Ce nouveau confinement est l’occasion d’un tel discernement : je mets davantage mes actions – réalisées, pour beaucoup d’entre nous, dans l’espace domestique – sous le regard de Dieu. Je mûrirai des décisions, peut-être en réflexion depuis le premier confinement. Pour nous aider à discerner, nous avons aussi souvent besoin d’amis, de frères et sœurs dans la foi. Il ne s’agit donc pas de ressasser dans la solitude nos hésitations – souvent alimentées par nos peurs – mais de profiter des moyens de communication à disposition – même s’ils ne remplacent pas tout à fait bien sûr la présence physique – pour avancer sur le chemin.

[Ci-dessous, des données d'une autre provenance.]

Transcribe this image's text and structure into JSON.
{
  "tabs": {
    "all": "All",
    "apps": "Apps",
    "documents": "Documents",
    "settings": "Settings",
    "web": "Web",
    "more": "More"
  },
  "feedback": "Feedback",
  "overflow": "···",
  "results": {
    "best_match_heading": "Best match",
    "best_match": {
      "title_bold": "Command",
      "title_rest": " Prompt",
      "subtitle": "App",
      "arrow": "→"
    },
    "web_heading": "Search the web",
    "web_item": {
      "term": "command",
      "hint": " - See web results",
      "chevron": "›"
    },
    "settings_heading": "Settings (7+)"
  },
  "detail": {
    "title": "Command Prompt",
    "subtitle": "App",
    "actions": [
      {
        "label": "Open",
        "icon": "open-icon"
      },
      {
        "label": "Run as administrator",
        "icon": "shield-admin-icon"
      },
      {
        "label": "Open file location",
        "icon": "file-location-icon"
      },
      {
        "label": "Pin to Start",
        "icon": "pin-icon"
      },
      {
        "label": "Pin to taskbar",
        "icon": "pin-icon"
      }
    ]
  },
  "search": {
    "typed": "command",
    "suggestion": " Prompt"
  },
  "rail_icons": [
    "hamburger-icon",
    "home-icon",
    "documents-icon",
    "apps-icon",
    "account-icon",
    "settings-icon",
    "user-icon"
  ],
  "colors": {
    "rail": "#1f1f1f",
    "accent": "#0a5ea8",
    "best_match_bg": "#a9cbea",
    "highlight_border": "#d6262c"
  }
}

Nos projets personnels ne connaissent d’ailleurs toute leur fécondité que quand ils sont reliés aux projets d’autres amis ou connaissances, à des projets communautaires. Je m’ouvre ainsi aux autres, à leurs préoccupations que je fais mienne car je me soucie d’eux. L’heure est ainsi à penser davantage nos projets de vie en relation, de façon à construire une société où il fait bon vivre ensemble, une Eglise qui rayonne de la joie de l’Evangile. Je suis émerveillée par le courage et la dignité dont font preuve ceux et celles dont les professions sont les plus affectées par la crise.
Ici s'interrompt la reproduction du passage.